Chapter 5.5, Problem 6P

Solution

To determine : Based on the operations under which the set of polynomials with one variable and real coefficients is closed like the set of whole numbers, the set of integers, or the set of rational numbers.

The set of polynomials with one variable and real coefficients is similar to the set of integers and the set of rational numbers on the basis of the operations under which it is closed.

Given information :

The set of polynomials with one variable and real coefficients.

Explanation :

A polynomial is said to be closed in an operation if the resultant of the operation is another polynomial.

The sum of $3x^2+2x-2$ and $5x^2+4x-7$ will be $8x^2+6x-9$ , which is a polynomial.

The difference of $3x^2+2x-2$ and $5x^2+4x-7$ will be $-2x^2-2x+5$ , which is a polynomial.

The product of $3x^2+2x-2$ and $2x$ will be $6x^3+4x^2-4x$ , which is a polynomial.

The quotient of $\frac{3x^3+2x^2}{x^4}$ will be $x^{-2}\left(3x+2\right)$ , which is not a polynomial.

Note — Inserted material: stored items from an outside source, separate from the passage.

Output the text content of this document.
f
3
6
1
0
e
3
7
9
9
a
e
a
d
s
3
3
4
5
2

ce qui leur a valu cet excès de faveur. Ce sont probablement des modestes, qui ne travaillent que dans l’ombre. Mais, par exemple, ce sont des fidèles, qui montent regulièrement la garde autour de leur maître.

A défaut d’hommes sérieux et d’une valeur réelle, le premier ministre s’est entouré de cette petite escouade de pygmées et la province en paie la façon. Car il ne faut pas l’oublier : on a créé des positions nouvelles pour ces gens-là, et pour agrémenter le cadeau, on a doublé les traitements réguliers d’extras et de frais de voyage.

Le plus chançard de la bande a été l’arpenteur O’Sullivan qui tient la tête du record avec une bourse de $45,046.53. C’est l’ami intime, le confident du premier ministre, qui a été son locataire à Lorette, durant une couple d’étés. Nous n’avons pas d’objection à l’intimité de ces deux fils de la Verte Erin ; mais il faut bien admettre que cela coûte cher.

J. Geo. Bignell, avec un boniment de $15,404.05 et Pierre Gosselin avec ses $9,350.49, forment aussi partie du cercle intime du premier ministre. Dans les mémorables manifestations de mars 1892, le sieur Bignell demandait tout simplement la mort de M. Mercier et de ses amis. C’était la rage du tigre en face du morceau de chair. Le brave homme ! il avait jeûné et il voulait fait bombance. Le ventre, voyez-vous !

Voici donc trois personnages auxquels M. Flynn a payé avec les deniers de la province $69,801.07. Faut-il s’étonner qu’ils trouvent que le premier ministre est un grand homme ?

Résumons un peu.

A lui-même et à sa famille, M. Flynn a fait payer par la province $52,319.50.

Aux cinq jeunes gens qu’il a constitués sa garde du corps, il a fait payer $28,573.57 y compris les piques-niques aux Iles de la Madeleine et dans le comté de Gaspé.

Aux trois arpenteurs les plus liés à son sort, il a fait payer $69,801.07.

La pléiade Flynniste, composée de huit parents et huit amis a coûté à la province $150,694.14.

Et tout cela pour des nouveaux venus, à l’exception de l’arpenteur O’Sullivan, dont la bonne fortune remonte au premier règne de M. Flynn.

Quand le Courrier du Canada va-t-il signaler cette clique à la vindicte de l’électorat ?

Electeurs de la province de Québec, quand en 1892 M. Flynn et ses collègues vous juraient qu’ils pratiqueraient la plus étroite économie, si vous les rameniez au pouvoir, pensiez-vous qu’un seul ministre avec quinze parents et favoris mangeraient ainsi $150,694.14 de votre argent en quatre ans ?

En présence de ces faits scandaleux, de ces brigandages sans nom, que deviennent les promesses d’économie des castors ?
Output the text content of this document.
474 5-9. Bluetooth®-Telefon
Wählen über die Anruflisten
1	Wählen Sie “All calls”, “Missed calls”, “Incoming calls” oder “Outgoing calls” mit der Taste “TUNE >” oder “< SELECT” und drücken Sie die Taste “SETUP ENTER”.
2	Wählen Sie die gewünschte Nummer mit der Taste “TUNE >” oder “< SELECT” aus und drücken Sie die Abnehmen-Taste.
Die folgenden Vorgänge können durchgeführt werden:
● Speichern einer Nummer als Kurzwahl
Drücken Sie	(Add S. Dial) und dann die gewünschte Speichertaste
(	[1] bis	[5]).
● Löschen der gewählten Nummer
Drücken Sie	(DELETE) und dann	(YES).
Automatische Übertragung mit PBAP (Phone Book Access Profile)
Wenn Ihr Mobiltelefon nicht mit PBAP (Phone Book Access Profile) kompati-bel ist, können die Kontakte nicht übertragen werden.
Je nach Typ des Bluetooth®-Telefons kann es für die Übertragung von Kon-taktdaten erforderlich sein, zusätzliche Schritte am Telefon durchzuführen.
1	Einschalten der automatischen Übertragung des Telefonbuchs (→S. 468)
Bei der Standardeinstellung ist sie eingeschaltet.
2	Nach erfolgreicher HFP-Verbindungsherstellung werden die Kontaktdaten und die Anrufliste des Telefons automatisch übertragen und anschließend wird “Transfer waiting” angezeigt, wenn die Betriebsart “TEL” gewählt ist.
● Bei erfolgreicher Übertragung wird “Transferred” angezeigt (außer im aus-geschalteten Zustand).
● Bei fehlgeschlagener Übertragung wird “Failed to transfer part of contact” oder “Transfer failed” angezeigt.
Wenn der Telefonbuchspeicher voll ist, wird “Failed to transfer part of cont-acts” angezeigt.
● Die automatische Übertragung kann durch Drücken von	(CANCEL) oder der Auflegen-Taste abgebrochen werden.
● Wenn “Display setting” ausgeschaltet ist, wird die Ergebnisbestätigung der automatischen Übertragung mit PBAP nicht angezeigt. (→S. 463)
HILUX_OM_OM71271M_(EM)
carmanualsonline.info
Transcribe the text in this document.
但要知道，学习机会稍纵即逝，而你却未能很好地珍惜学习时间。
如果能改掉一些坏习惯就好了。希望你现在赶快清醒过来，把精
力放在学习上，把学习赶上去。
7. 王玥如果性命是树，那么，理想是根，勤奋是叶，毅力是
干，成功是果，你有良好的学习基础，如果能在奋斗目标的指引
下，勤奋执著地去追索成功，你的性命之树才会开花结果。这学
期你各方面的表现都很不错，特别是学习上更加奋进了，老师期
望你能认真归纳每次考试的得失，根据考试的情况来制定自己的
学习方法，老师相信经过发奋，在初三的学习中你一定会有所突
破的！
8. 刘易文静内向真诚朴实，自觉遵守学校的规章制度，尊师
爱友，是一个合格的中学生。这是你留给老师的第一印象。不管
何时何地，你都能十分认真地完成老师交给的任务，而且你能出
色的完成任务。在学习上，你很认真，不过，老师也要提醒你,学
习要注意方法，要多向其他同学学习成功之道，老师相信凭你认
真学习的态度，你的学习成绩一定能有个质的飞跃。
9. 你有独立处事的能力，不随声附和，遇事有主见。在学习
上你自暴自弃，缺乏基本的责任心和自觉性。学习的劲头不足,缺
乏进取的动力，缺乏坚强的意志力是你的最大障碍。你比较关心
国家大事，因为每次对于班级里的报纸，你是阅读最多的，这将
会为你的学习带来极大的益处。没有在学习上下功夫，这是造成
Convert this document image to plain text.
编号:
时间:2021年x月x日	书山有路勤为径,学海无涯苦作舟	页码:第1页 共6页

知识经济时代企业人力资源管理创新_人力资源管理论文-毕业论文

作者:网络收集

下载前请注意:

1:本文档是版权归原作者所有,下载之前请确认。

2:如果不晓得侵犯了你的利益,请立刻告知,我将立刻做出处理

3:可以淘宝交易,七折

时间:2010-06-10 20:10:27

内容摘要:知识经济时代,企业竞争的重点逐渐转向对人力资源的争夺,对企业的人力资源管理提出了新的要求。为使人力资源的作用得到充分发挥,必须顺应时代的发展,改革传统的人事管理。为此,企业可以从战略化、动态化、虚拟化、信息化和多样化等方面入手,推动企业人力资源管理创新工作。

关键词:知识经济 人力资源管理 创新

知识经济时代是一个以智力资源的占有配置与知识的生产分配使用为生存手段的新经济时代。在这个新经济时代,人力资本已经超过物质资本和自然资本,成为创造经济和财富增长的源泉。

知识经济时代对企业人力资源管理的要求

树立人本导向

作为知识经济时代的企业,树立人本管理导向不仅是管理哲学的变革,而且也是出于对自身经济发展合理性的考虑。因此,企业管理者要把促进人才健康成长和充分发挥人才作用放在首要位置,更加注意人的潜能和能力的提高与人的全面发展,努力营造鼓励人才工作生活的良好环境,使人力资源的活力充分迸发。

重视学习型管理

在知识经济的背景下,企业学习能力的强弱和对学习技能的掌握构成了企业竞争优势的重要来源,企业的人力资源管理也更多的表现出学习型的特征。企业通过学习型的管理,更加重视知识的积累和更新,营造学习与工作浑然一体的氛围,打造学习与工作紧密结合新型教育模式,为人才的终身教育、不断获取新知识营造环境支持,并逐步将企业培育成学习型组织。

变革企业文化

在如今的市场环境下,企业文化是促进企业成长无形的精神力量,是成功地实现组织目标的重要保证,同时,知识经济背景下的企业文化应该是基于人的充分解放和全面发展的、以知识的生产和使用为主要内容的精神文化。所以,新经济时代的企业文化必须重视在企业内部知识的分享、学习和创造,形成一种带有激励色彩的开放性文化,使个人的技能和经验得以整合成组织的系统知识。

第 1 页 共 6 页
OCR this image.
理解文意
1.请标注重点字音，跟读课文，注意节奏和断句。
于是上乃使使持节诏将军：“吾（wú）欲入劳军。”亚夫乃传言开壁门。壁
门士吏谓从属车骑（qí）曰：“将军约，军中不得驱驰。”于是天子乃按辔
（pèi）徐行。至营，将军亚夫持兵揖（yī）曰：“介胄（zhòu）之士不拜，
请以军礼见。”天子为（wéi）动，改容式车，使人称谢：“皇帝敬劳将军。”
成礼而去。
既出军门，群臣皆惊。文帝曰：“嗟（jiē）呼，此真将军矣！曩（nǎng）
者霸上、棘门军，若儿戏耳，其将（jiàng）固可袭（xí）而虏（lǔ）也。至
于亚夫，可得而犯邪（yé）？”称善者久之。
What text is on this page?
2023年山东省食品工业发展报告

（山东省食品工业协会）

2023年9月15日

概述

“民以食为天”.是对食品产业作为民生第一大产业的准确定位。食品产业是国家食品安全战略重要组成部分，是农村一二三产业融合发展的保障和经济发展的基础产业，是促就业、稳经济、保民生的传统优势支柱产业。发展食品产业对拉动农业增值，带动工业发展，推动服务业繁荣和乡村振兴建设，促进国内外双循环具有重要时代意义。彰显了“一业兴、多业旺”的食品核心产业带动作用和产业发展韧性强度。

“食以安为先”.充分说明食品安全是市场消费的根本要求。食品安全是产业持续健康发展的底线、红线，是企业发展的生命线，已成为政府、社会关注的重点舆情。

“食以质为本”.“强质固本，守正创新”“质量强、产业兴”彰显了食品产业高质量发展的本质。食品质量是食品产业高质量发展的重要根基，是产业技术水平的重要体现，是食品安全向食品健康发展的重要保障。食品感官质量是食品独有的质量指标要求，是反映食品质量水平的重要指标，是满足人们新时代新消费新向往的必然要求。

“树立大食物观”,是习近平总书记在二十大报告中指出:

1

Thus, the set of polynomials with one variable and real coefficients are closed in addition, subtraction and multiplication but not in division.

In case of whole numbers, in subtraction the difference can be negative and in division the quotient can be a fraction or decimal. So, the set of whole numbers is closed under addition and multiplication only.

The set of integers and the set of rational expressions are also closed under addition, subtraction and multiplication.

Therefore, the set of polynomials with one variable and real coefficients is like the set of integers and the set of rational numbers on the basis of the operations under which it is closed.